Drug overdoses: How to be safe and find help in Seattle and across WA

Five people died from drug overdoses each day last year in Washington, on average. Here’s what experts say about how to be safe and find help:

Opioids

Opioids include heroin, and prescription painkillers like oxycodone and fentanyl. A person can lose consciousness and stop breathing.

Risks include: Taking more often or in higher doses than prescribed; moving on to using heroin or pills bought on the street that can contain other substances; using opioids with alcohol or other drugs.

Signs that a person has overdosed include: can not be awakened; slow or no breathing; pale, ashy, cool skin; blue or gray lips and fingernails.

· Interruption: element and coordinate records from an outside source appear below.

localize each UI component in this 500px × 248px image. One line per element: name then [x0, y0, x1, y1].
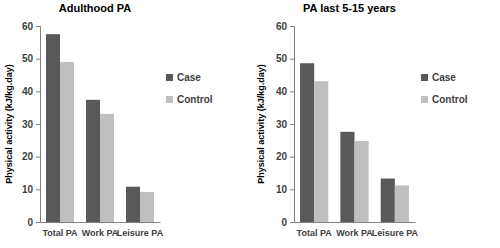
tick-mark [36, 91, 40, 92]
tick-mark [290, 157, 294, 158]
y-axis-title: Physical activity (kJ/kg.day) [4, 64, 14, 184]
bar [60, 62, 74, 222]
tick-label: Work PA [336, 228, 373, 238]
tick-mark [290, 59, 294, 60]
tick-mark [36, 157, 40, 158]
tick-label: 50 [22, 53, 34, 64]
bar [381, 179, 395, 222]
tick: 0 [27, 217, 40, 228]
tick-label: 50 [276, 53, 288, 64]
tick-label: Total PA [297, 228, 333, 238]
chart: Adulthood PA Physical activity (kJ/kg.day… [4, 2, 213, 238]
bar [86, 100, 100, 222]
tick-label: 40 [22, 86, 34, 97]
title: PA last 5-15 years [303, 2, 396, 14]
title: Adulthood PA [59, 2, 132, 14]
bar [140, 192, 154, 222]
tick: 60 [22, 21, 40, 32]
tick: 10 [22, 184, 40, 195]
tick-mark [290, 91, 294, 92]
tick: 20 [276, 151, 294, 162]
tick-mark [290, 26, 294, 27]
tick-label: 60 [22, 21, 34, 32]
tick: 50 [276, 53, 294, 64]
bar [314, 81, 328, 222]
tick-label: Work PA [82, 228, 119, 238]
tick-label: Total PA [42, 228, 78, 238]
tick-label: 40 [276, 86, 288, 97]
tick-mark [36, 124, 40, 125]
legend-label: Case [432, 72, 456, 83]
legend-label: Control [432, 94, 468, 105]
tick-label: 60 [276, 21, 288, 32]
tick-mark [36, 59, 40, 60]
tick-mark [290, 124, 294, 125]
axis-line [36, 27, 41, 223]
y-axis: 0 10 20 30 40 50 60 [276, 21, 295, 228]
bar [340, 132, 354, 222]
tick: 40 [276, 86, 294, 97]
tick-mark [36, 26, 40, 27]
tick: 20 [22, 151, 40, 162]
tick-label: 10 [22, 184, 34, 195]
axis-line [295, 222, 416, 223]
tick: 30 [22, 119, 40, 130]
bar [300, 63, 314, 222]
tick-label: 20 [22, 151, 34, 162]
bar [355, 141, 369, 222]
x-axis: Total PAWork PALeisure PA [295, 222, 419, 238]
legend: Case Control [166, 72, 213, 105]
x-axis: Total PA Work PALeisure PA [41, 222, 164, 238]
tick-label: 0 [27, 217, 33, 228]
legend-swatch [421, 74, 428, 81]
tick-mark [290, 189, 294, 190]
legend-label: Case [177, 72, 201, 83]
tick: Leisure PA [117, 222, 164, 238]
tick: Work PA [336, 222, 373, 238]
y-axis-title: Physical activity (kJ/kg.day) [256, 64, 266, 184]
figure: Adulthood PA Physical activity (kJ/kg.day… [0, 0, 500, 248]
bar [46, 34, 60, 222]
legend-swatch [166, 74, 173, 81]
axis-line [290, 27, 295, 223]
tick-label: 30 [22, 119, 34, 130]
bars [300, 63, 409, 222]
legend-swatch [421, 96, 428, 103]
tick-label: 10 [276, 184, 288, 195]
tick: Total PA [297, 222, 333, 238]
tick-label: 30 [276, 119, 288, 130]
tick-label: 20 [276, 151, 288, 162]
tick: 10 [276, 184, 294, 195]
tick: 30 [276, 119, 294, 130]
legend-label: Control [177, 94, 213, 105]
tick-mark [290, 222, 294, 223]
tick-label: Leisure PA [372, 228, 419, 238]
legend-swatch [166, 96, 173, 103]
tick: 50 [22, 53, 40, 64]
tick-label: Leisure PA [117, 228, 164, 238]
tick: Total PA [42, 222, 78, 238]
tick: Work PA [82, 222, 119, 238]
tick: 40 [22, 86, 40, 97]
bars [46, 34, 154, 222]
y-axis: 0 10 20 30 40 50 60 [22, 21, 41, 228]
tick: 0 [281, 217, 294, 228]
tick-mark [36, 189, 40, 190]
bar [395, 185, 409, 222]
bar [100, 114, 114, 222]
tick-label: 0 [281, 217, 287, 228]
bar [126, 187, 140, 222]
tick-mark [36, 222, 40, 223]
tick: Leisure PA [372, 222, 419, 238]
legend: Case Control [421, 72, 468, 105]
chart: PA last 5-15 years Physical activity (kJ/… [256, 2, 468, 238]
tick: 60 [276, 21, 294, 32]
axis-line [41, 222, 161, 223]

If you think someone has overdosed, call 911.

For instructions on giving naloxone (a medication that can be used to reverse opioid overdoses) and rescue breaths, visit st.news/naloxone.

Fentanyl

Fentanyl is a super-strong synthetic opioid. There are pharmaceutical forms used for anesthesia and pain, but fentanyl is also made illicitly and sold on the street, often in counterfeit prescription pills.

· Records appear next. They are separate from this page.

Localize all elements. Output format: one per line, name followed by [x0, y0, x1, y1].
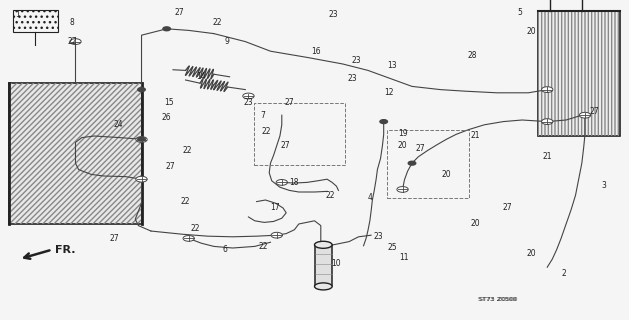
- Text: 14: 14: [196, 72, 206, 81]
- Text: 23: 23: [352, 56, 362, 65]
- Text: 23: 23: [347, 74, 357, 83]
- Circle shape: [276, 180, 287, 185]
- Text: 27: 27: [280, 141, 290, 150]
- Circle shape: [138, 88, 145, 92]
- Text: 19: 19: [398, 129, 408, 138]
- Text: 27: 27: [165, 162, 175, 171]
- Circle shape: [271, 232, 282, 238]
- Text: 9: 9: [224, 37, 229, 46]
- Text: 20: 20: [442, 170, 452, 179]
- Text: 1: 1: [15, 10, 20, 19]
- Bar: [9, 83, 142, 224]
- Text: 4: 4: [367, 193, 372, 202]
- Text: 22: 22: [181, 197, 191, 206]
- Text: 25: 25: [387, 243, 397, 252]
- Ellipse shape: [314, 283, 332, 290]
- Bar: [314, 245, 332, 286]
- Text: 5: 5: [517, 8, 522, 17]
- Circle shape: [542, 119, 553, 124]
- Text: 3: 3: [601, 181, 606, 190]
- Text: 20: 20: [470, 220, 480, 228]
- Text: 21: 21: [470, 132, 480, 140]
- Text: 23: 23: [328, 10, 338, 19]
- Circle shape: [397, 187, 408, 192]
- Text: 23: 23: [373, 232, 383, 241]
- Text: 18: 18: [289, 178, 299, 187]
- Text: 21: 21: [542, 152, 552, 161]
- Text: 6: 6: [223, 245, 228, 254]
- Text: ST73 Z0500: ST73 Z0500: [479, 297, 517, 302]
- Text: 13: 13: [387, 61, 397, 70]
- Text: 26: 26: [162, 113, 172, 122]
- Text: 17: 17: [270, 204, 280, 212]
- Text: 11: 11: [399, 253, 409, 262]
- Text: ST73  Z0500: ST73 Z0500: [479, 297, 518, 302]
- Circle shape: [408, 161, 416, 165]
- Circle shape: [579, 112, 591, 118]
- Bar: [254, 103, 345, 165]
- Text: 27: 27: [502, 203, 512, 212]
- Circle shape: [163, 27, 170, 31]
- Text: 2: 2: [561, 269, 566, 278]
- Text: 15: 15: [164, 98, 174, 107]
- Text: 20: 20: [398, 141, 408, 150]
- Text: 28: 28: [467, 52, 477, 60]
- Text: 10: 10: [331, 260, 341, 268]
- Circle shape: [136, 137, 147, 142]
- Circle shape: [138, 137, 145, 141]
- Ellipse shape: [314, 241, 332, 248]
- Circle shape: [183, 236, 194, 241]
- Text: 22: 22: [212, 18, 222, 27]
- Text: 27: 27: [415, 144, 425, 153]
- Circle shape: [380, 120, 387, 124]
- Text: 22: 22: [258, 242, 268, 251]
- Bar: [387, 130, 469, 198]
- Bar: [13, 10, 58, 32]
- Text: 20: 20: [526, 28, 537, 36]
- Text: 22: 22: [182, 146, 192, 155]
- Text: 12: 12: [384, 88, 394, 97]
- Circle shape: [70, 39, 81, 44]
- Text: 24: 24: [113, 120, 123, 129]
- Text: FR.: FR.: [55, 245, 75, 255]
- Text: 16: 16: [311, 47, 321, 56]
- Circle shape: [542, 87, 553, 92]
- Text: 22: 22: [261, 127, 271, 136]
- Bar: [538, 11, 620, 136]
- Text: 23: 23: [243, 98, 253, 107]
- Text: 27: 27: [174, 8, 184, 17]
- Text: 8: 8: [70, 18, 75, 27]
- Text: 27: 27: [109, 234, 120, 243]
- Text: 22: 22: [190, 224, 200, 233]
- Circle shape: [136, 176, 147, 182]
- Text: 27: 27: [284, 98, 294, 107]
- Bar: [538, 11, 620, 136]
- Text: 20: 20: [526, 249, 537, 258]
- Text: 27: 27: [589, 108, 599, 116]
- Circle shape: [243, 93, 254, 99]
- Text: 22: 22: [325, 191, 335, 200]
- Bar: [9, 83, 142, 224]
- Text: 7: 7: [260, 111, 265, 120]
- Text: 22: 22: [67, 37, 77, 46]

There is no way to know if a pill has fentanyl in it based on look, smell or taste.

To reduce the risk of an overdose: Assume that any pill not from a pharmacy probably has fentanyl; do not use alone; carry naloxone.

Methamphetamine

Meth is a powerful stimulant. Dangers associated with meth include overheating, heart attack, stroke and not breathing. Risks include: Using too much; staying high for too long; using meth with other drugs or alcohol; using alone. Other stimulants, like cocaine, have similar risks.

Resources

More information is available at stopoverdose.org, a state-funded site run by the University of Washington, which also has instructions on how to get naloxone.

The Washington Recovery Help Line is available 24 hours a day at 866-789-1511 and crisisconnections.org. It has a locator for nearby clinics and programs that offer medication-assisted treatments for opioid use disorder.